Le site américain Axios a rapporté lundi soir que l’Iran avait «tiré au moins deux missiles sur des navires commerciaux», citant deux responsables américains. Selon l’un de ces responsables, un deuxième bateau a été touché et présente des dégâts importants.
Les navires marchands ont été fortement affectés par le conflit au Moyen-Orient depuis le 1er mars, lorsque l’Iran a fermé ce passage vital en représailles à des frappes américaines et israéliennes, les Etats-Unis imposant pour leur part un blocus des ports iraniens.
Pause des hostilités
Le trafic maritime a repris après la signature d’un protocole d’accord entre Washington et Téhéran le 17 juin pour mettre fin au conflit. Mais l’Iran répète, en dépit de l’opposition des Etats-Unis, qu’il n’y aura pas de retour à la situation d’avant-guerre, quand le passage du détroit était gratuit, et menace les navires tentés de contourner le seul itinéraire qu’il a autorisé, le long de ses côtes.

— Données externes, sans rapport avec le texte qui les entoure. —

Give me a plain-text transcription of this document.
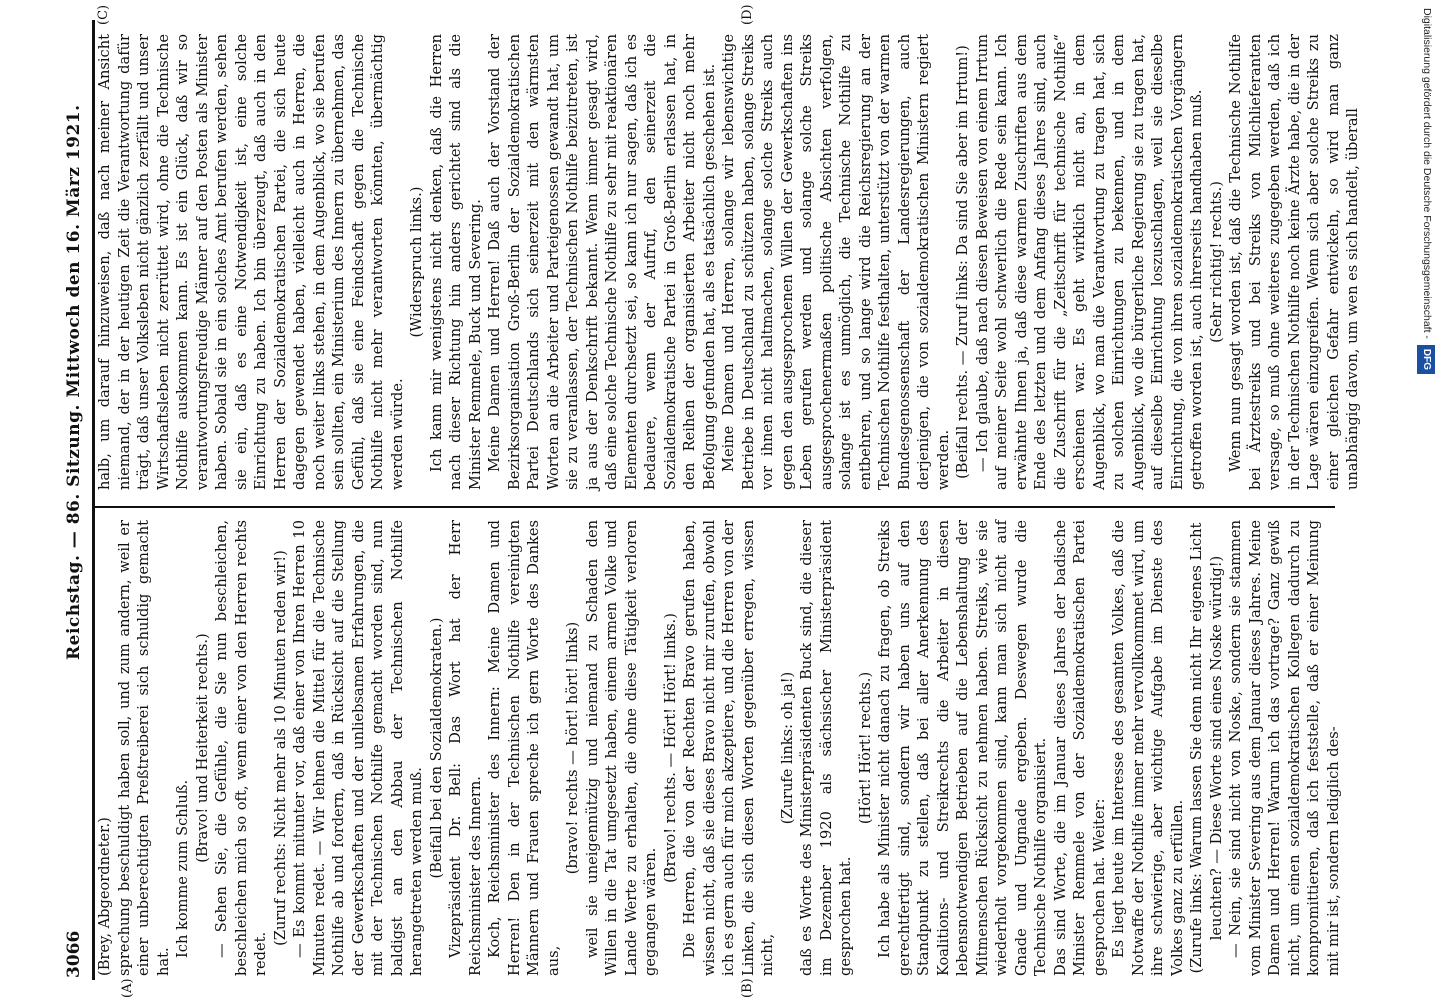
3066
Reichstag. — 86. Sitzung. Mittwoch den 16. März 1921.
(A)	(B)
(C)	(D)

(Brey, Abgeordneter.) sprechung beschuldigt haben soll, und zum andern, weil er einer unberechtigten Preßtreiberei sich schuldig gemacht hat.

Ich komme zum Schluß.

(Bravo! und Heiterkeit rechts.) — Sehen Sie, die Gefühle, die Sie nun beschleichen, beschleichen mich so oft, wenn einer von den Herren rechts redet.

(Zuruf rechts: Nicht mehr als 10 Minuten reden wir!) — Es kommt mitunter vor, daß einer von Ihren Herren 10 Minuten redet. — Wir lehnen die Mittel für die Technische Nothilfe ab und fordern, daß in Rücksicht auf die Stellung der Gewerkschaften und der unliebsamen Erfahrungen, die mit der Technischen Nothilfe gemacht worden sind, nun baldigst an den Abbau der Technischen Nothilfe herangetreten werden muß. (Beifall bei den Sozialdemokraten.) Vizepräsident Dr. Bell: Das Wort hat der Herr Reichsminister des Innern. Koch, Reichsminister des Innern: Meine Damen und Herren! Den in der Technischen Nothilfe vereinigten Männern und Frauen spreche ich gern Worte des Dankes aus,

(bravo! rechts — hört! hört! links) weil sie uneigennützig und niemand zu Schaden den Willen in die Tat umgesetzt haben, einem armen Volke und Lande Werte zu erhalten, die ohne diese Tätigkeit verloren gegangen wären.

(Bravo! rechts. — Hört! Hört! links.) Die Herren, die von der Rechten Bravo gerufen haben, wissen nicht, daß sie dieses Bravo nicht mir zurufen, obwohl ich es gern auch für mich akzeptiere, und die Herren von der Linken, die sich diesen Worten gegenüber erregen, wissen nicht,

(Zurufe links: oh ja!) daß es Worte des Ministerpräsidenten Buck sind, die dieser im Dezember 1920 als sächsischer Ministerpräsident gesprochen hat.

(Hört! Hört! rechts.) Ich habe als Minister nicht danach zu fragen, ob Streiks gerechtfertigt sind, sondern wir haben uns auf den Standpunkt zu stellen, daß bei aller Anerkennung des Koalitions- und Streikrechts die Arbeiter in diesen lebensnotwendigen Betrieben auf die Lebenshaltung der Mitmenschen Rücksicht zu nehmen haben. Streiks, wie sie wiederholt vorgekommen sind, kann man sich nicht auf Gnade und Ungnade ergeben. Deswegen wurde die Technische Nothilfe organisiert. Das sind Worte, die im Januar dieses Jahres der badische Minister Remmele von der Sozialdemokratischen Partei gesprochen hat. Weiter: Es liegt heute im Interesse des gesamten Volkes, daß die Notwaffe der Nothilfe immer mehr vervollkommnet wird, um ihre schwierige, aber wichtige Aufgabe im Dienste des Volkes ganz zu erfüllen. (Zurufe links: Warum lassen Sie denn nicht Ihr eigenes Licht leuchten? — Diese Worte sind eines Noske würdig!) — Nein, sie sind nicht von Noske, sondern sie stammen vom Minister Severing aus dem Januar dieses Jahres. Meine Damen und Herren! Warum ich das vortrage? Ganz gewiß nicht, um einen sozialdemokratischen Kollegen dadurch zu kompromittieren, daß ich feststelle, daß er einer Meinung mit mir ist, sondern lediglich des-

halb, um darauf hinzuweisen, daß nach meiner Ansicht niemand, der in der heutigen Zeit die Verantwortung dafür trägt, daß unser Volksleben nicht gänzlich zerfällt und unser Wirtschaftsleben nicht zerrüttet wird, ohne die Technische Nothilfe auskommen kann. Es ist ein Glück, daß wir so verantwortungsfreudige Männer auf den Posten als Minister haben. Sobald sie in ein solches Amt berufen werden, sehen sie ein, daß es eine Notwendigkeit ist, eine solche Einrichtung zu haben. Ich bin überzeugt, daß auch in den Herren der Sozialdemokratischen Partei, die sich heute dagegen gewendet haben, vielleicht auch in Herren, die noch weiter links stehen, in dem Augenblick, wo sie berufen sein sollten, ein Ministerium des Innern zu übernehmen, das Gefühl, daß sie eine Feindschaft gegen die Technische Nothilfe nicht mehr verantworten könnten, übermächtig werden würde.

(Widerspruch links.) Ich kann mir wenigstens nicht denken, daß die Herren nach dieser Richtung hin anders gerichtet sind als die Minister Remmele, Buck und Severing. Meine Damen und Herren! Daß auch der Vorstand der Bezirksorganisation Groß-Berlin der Sozialdemokratischen Partei Deutschlands sich seinerzeit mit den wärmsten Worten an die Arbeiter und Parteigenossen gewandt hat, um sie zu veranlassen, der Technischen Nothilfe beizutreten, ist ja aus der Denkschrift bekannt. Wenn immer gesagt wird, daß eine solche Technische Nothilfe zu sehr mit reaktionären Elementen durchsetzt sei, so kann ich nur sagen, daß ich es bedauere, wenn der Aufruf, den seinerzeit die Sozialdemokratische Partei in Groß-Berlin erlassen hat, in den Reihen der organisierten Arbeiter nicht noch mehr Befolgung gefunden hat, als es tatsächlich geschehen ist. Meine Damen und Herren, solange wir lebenswichtige Betriebe in Deutschland zu schützen haben, solange Streiks vor ihnen nicht haltmachen, solange solche Streiks auch gegen den ausgesprochenen Willen der Gewerkschaften ins Leben gerufen werden und solange solche Streiks ausgesprochenermaßen politische Absichten verfolgen, solange ist es unmöglich, die Technische Nothilfe zu entbehren, und so lange wird die Reichsregierung an der Technischen Nothilfe festhalten, unterstützt von der warmen Bundesgenossenschaft der Landesregierungen, auch derjenigen, die von sozialdemokratischen Ministern regiert werden. (Beifall rechts. — Zuruf links: Da sind Sie aber im Irrtum!) — Ich glaube, daß nach diesen Beweisen von einem Irrtum auf meiner Seite wohl schwerlich die Rede sein kann. Ich erwähnte Ihnen ja, daß diese warmen Zuschriften aus dem Ende des letzten und dem Anfang dieses Jahres sind, auch die Zuschrift für die „Zeitschrift für technische Nothilfe“ erschienen war. Es geht wirklich nicht an, in dem Augenblick, wo man die Verantwortung zu tragen hat, sich zu solchen Einrichtungen zu bekennen, und in dem Augenblick, wo die bürgerliche Regierung sie zu tragen hat, auf dieselbe Einrichtung loszuschlagen, weil sie dieselbe Einrichtung, die von ihren sozialdemokratischen Vorgängern getroffen worden ist, auch ihrerseits handhaben muß. (Sehr richtig! rechts.) Wenn nun gesagt worden ist, daß die Technische Nothilfe bei Ärztestreiks und bei Streiks von Milchlieferanten versage, so muß ohne weiteres zugegeben werden, daß ich in der Technischen Nothilfe noch keine Ärzte habe, die in der Lage wären einzugreifen. Wenn sich aber solche Streiks zu einer gleichen Gefahr entwickeln, so wird man ganz unabhängig davon, um wen es sich handelt, überall	Digitalisierung gefördert durch die Deutsche Forschungsgemeinschaft -DFG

A la fin juin, accusant Téhéran d’avoir ciblé deux navires, les Etats-Unis avaient bombardé le pays en retour. L’Iran avait ciblé en représailles ses voisins du golfe Persique, Koweït et Bahreïn. Iran et Etats-Unis s’étaient ensuite mis d’accord sur une pause des hostilités.
Le détroit d’Ormuz constitue la principale voie maritime connectant les riches pays pétroliers du Moyen-Orient au reste du monde, en particulier aux marchés asiatiques.
En 2024, environ 20 millions de barils de brut y circulaient quotidiennement, l’équivalent de près de 20% de la consommation mondiale de pétrole liquide, selon l’Agence américaine de l’Energie (EIA).